Said Swofford, “We needed more kids to get into it because 10 years down the road they’re going to be the ones keeping this alive. It starts with kids. You can talk to just about any racer, even the adults, and they’ll say, ‘Well my dad had me in one when I was young.’”
So it was that on a February morning at the Fast Lane dirt track in Woodland, what soon became the non-profit Weekend Warriors Karting Association had its first karting clinic for would-be racers of all ages.
About a dozen kids showed up for that first clinic, half of whom ended up in Swofford’s shop asking him to build them karts. And almost all of those showed up again when Swofford and Waters hosted their first race night on June 1 at what is now known as the East-West Raceways.

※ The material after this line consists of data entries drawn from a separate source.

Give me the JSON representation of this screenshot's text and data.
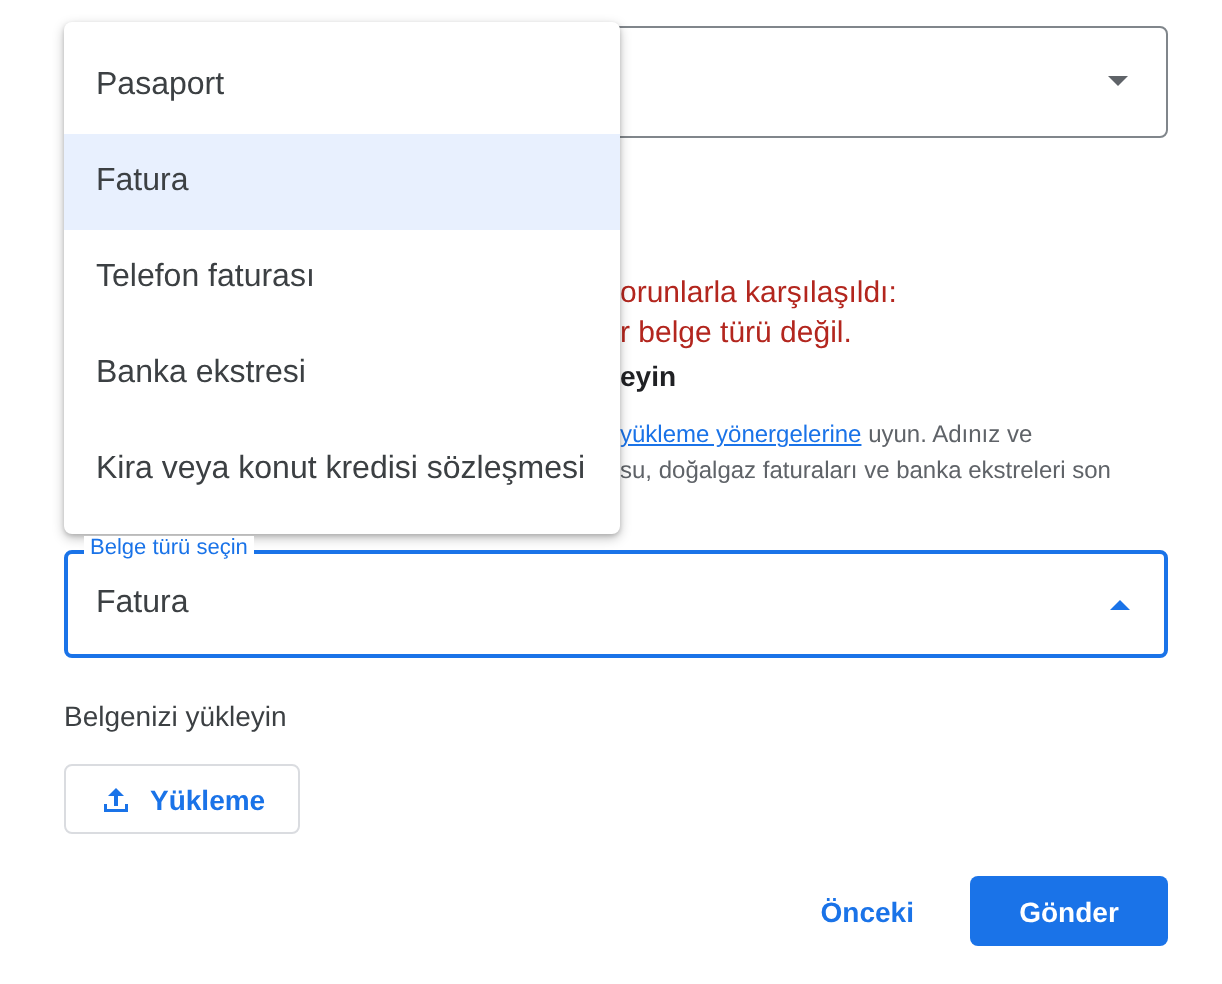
{
  "first_select": {
    "expanded": false
  },
  "error": {
    "lines": [
      "orunlarla karşılaşıldı:",
      "r belge türü değil."
    ]
  },
  "section_heading": "eyin",
  "help": {
    "link": "yükleme yönergelerine",
    "after_link": " uyun. Adınız ve",
    "line_2": "su, doğalgaz faturaları ve banka ekstreleri son"
  },
  "document_type_select": {
    "label": "Belge türü seçin",
    "value": "Fatura",
    "expanded": true
  },
  "menu": {
    "items": [
      {
        "label": "Pasaport",
        "selected": false
      },
      {
        "label": "Fatura",
        "selected": true
      },
      {
        "label": "Telefon faturası",
        "selected": false
      },
      {
        "label": "Banka ekstresi",
        "selected": false
      },
      {
        "label": "Kira veya konut kredisi sözleşmesi",
        "selected": false
      }
    ]
  },
  "upload": {
    "heading": "Belgenizi yükleyin",
    "button": "Yükleme"
  },
  "actions": {
    "back": "Önceki",
    "submit": "Gönder"
  }
}
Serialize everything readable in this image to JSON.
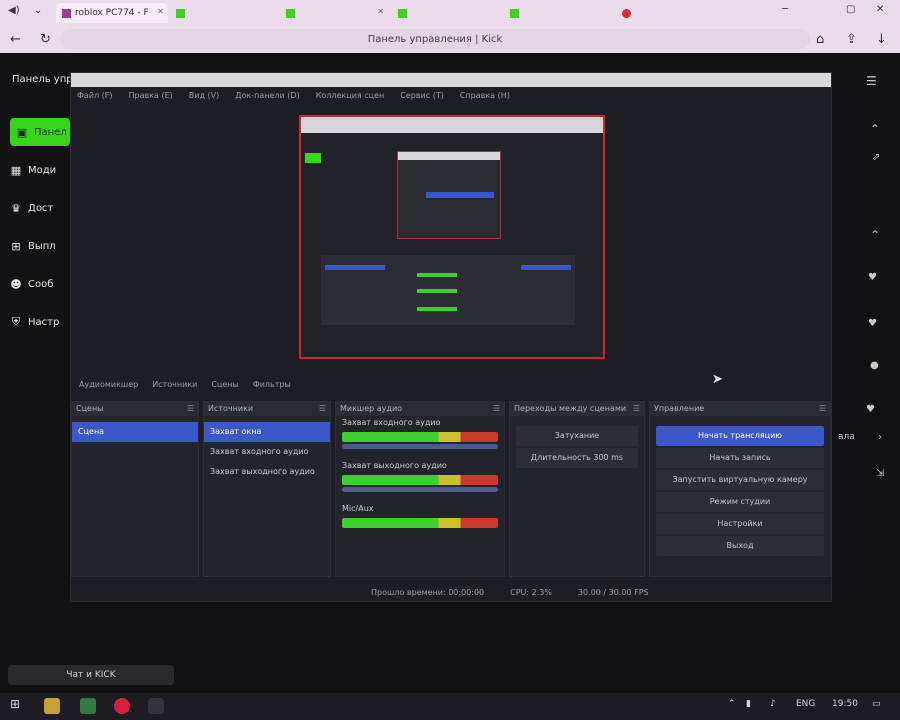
{
  "browser": {
    "tabs": [
      {
        "label": "roblox PC774 - F",
        "color": "#a23a8f"
      },
      {
        "label": "",
        "color": "#3fcf1f"
      },
      {
        "label": "",
        "color": "#3fcf1f"
      },
      {
        "label": "",
        "color": "#3fcf1f"
      },
      {
        "label": "",
        "color": "#3fcf1f"
      },
      {
        "label": "",
        "color": "#e0283a"
      }
    ],
    "address": "Панель управления | Kick"
  },
  "sidebar": {
    "header": "Панель упр",
    "items": [
      {
        "label": "Панел",
        "icon": "dashboard-icon"
      },
      {
        "label": "Моди",
        "icon": "moderation-icon"
      },
      {
        "label": "Дост",
        "icon": "trophy-icon"
      },
      {
        "label": "Выпл",
        "icon": "payout-icon"
      },
      {
        "label": "Сооб",
        "icon": "community-icon"
      },
      {
        "label": "Настр",
        "icon": "settings-shield-icon"
      }
    ]
  },
  "right_panel": {
    "label": "ала"
  },
  "obs": {
    "menu": [
      "Файл (F)",
      "Правка (E)",
      "Вид (V)",
      "Док-панели (D)",
      "Коллекция сцен",
      "Сервис (T)",
      "Справка (H)"
    ],
    "scene_bar": [
      "Аудиомикшер",
      "Источники",
      "Сцены",
      "Фильтры"
    ],
    "docks": {
      "scenes": {
        "title": "Сцены",
        "items": [
          "Сцена"
        ]
      },
      "sources": {
        "title": "Источники",
        "items": [
          "Захват окна",
          "Захват входного аудио",
          "Захват выходного аудио"
        ]
      },
      "mixer": {
        "title": "Микшер аудио",
        "channels": [
          "Захват входного аудио",
          "Захват выходного аудио",
          "Mic/Aux"
        ]
      },
      "transitions": {
        "title": "Переходы между сценами",
        "items": [
          "Затухание",
          "Длительность 300 ms"
        ]
      },
      "controls": {
        "title": "Управление",
        "buttons": [
          "Начать трансляцию",
          "Начать запись",
          "Запустить виртуальную камеру",
          "Режим студии",
          "Настройки",
          "Выход"
        ]
      }
    },
    "status": [
      "Прошло времени: 00:00:00",
      "CPU: 2.3%",
      "30.00 / 30.00 FPS"
    ]
  },
  "notification": "Чат и KICK",
  "taskbar": {
    "clock": "19:50",
    "lang": "ENG"
  },
  "colors": {
    "accent": "#39d41c",
    "obs_select": "#3b58c9",
    "record_red": "#d0243a"
  }
}
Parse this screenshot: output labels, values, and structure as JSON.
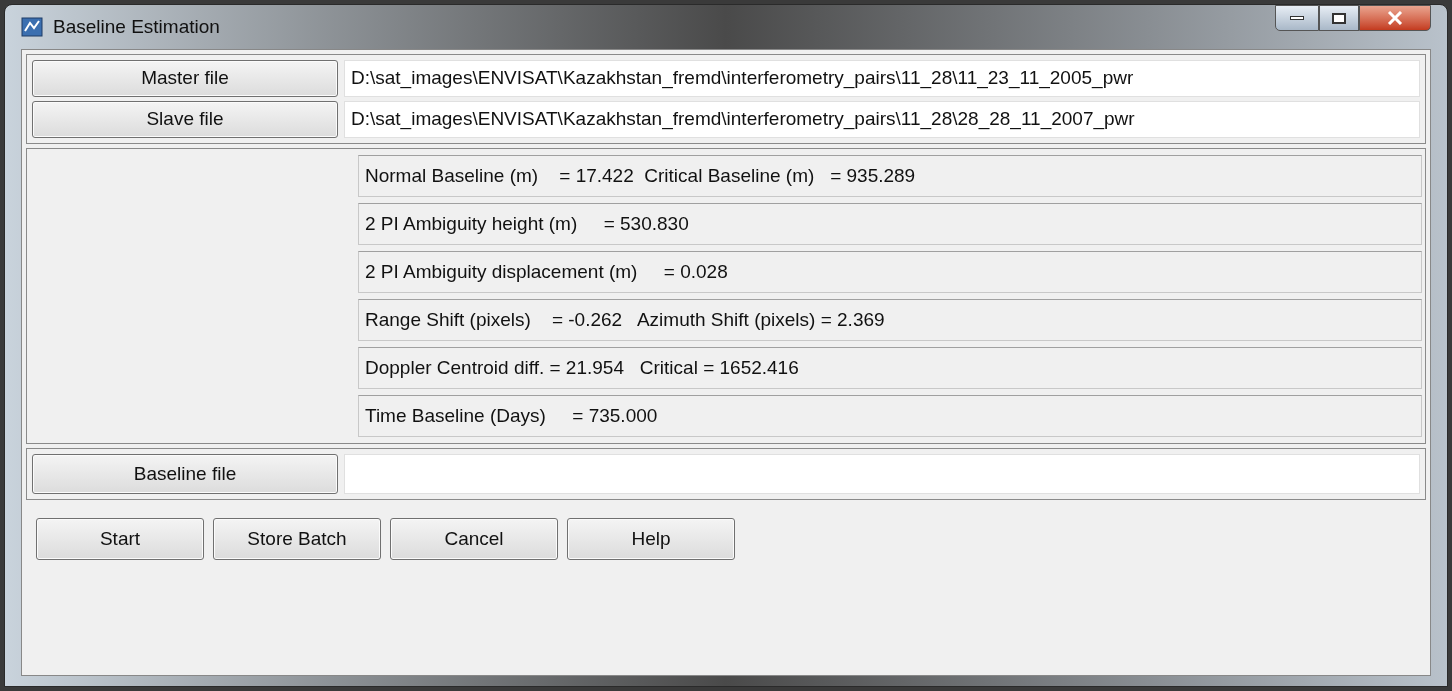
{
  "window": {
    "title": "Baseline Estimation"
  },
  "files": [
    {
      "button": "Master file",
      "value": "D:\\sat_images\\ENVISAT\\Kazakhstan_fremd\\interferometry_pairs\\11_28\\11_23_11_2005_pwr"
    },
    {
      "button": "Slave file",
      "value": "D:\\sat_images\\ENVISAT\\Kazakhstan_fremd\\interferometry_pairs\\11_28\\28_28_11_2007_pwr"
    }
  ],
  "results": [
    "Normal Baseline (m)    = 17.422  Critical Baseline (m)   = 935.289",
    "2 PI Ambiguity height (m)     = 530.830",
    "2 PI Ambiguity displacement (m)     = 0.028",
    "Range Shift (pixels)    = -0.262   Azimuth Shift (pixels) = 2.369",
    "Doppler Centroid diff. = 21.954   Critical = 1652.416",
    "Time Baseline (Days)     = 735.000"
  ],
  "baseline_file": {
    "button": "Baseline file"
  },
  "buttons": [
    "Start",
    "Store Batch",
    "Cancel",
    "Help"
  ]
}
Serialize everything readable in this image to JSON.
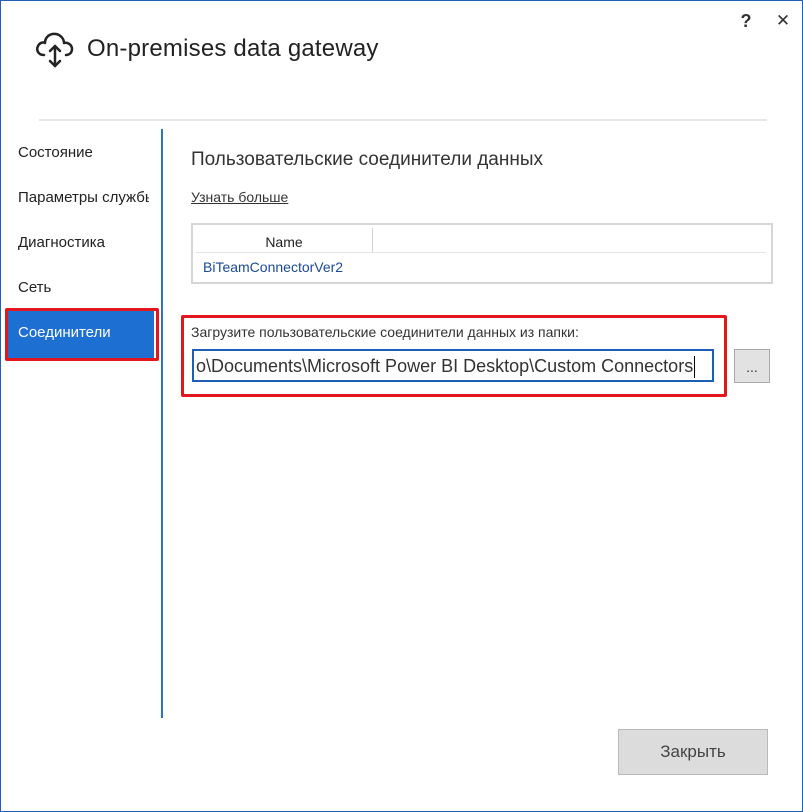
{
  "window": {
    "title": "On-premises data gateway",
    "help_label": "?",
    "close_label": "✕"
  },
  "sidebar": {
    "items": [
      {
        "label": "Состояние",
        "active": false
      },
      {
        "label": "Параметры службы",
        "active": false
      },
      {
        "label": "Диагностика",
        "active": false
      },
      {
        "label": "Сеть",
        "active": false
      },
      {
        "label": "Соединители",
        "active": true
      }
    ]
  },
  "content": {
    "title": "Пользовательские соединители данных",
    "learn_more": "Узнать больше",
    "grid": {
      "columns": [
        "Name"
      ],
      "rows": [
        "BiTeamConnectorVer2"
      ]
    },
    "folder_label": "Загрузите пользовательские соединители данных из папки:",
    "folder_path": "o\\Documents\\Microsoft Power BI Desktop\\Custom Connectors",
    "browse_label": "..."
  },
  "footer": {
    "close_button": "Закрыть"
  },
  "colors": {
    "accent": "#1e6fd2",
    "highlight": "#e3151d",
    "link": "#1a4a96"
  },
  "icons": {
    "app": "cloud-upload-icon"
  }
}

It’s the dirt track on County Road 87 between Roanoke and Ranburne, and Waters and Swofford are in the final stages of purchasing the track from the Bailey family that built it on their property in 2012.
They plan to stage kart races with cash prizes every week, as the weather allows, and they are tentatively looking at hosting their introductory clinics for potential new drivers every six weeks.
They visualize their track becoming a one-stop shop for people wanting to get started in karting and cut their teeth as competitive racers.
“We want to point them in the right direction to make the whole transition of getting into the sport as easy as possible and as stress-free as possible,” Waters said. “When you first get into it, for me it was overwhelming. I had no idea what to do. I stuck with it because my little boy wanted to stick with it, but I can understand how for anybody else not familiar with this it could be extremely overwhelming.”
And Swofford said he hopes the track becomes a place that is known for providing a good experience for kart drivers of all levels.
“If the racers get in behind us, we’re going to get behind them because we’re going to try to stay away from being all about the money,” Swofford said. “As long as we can keep this place afloat and keep filling it up it will all work just fine.”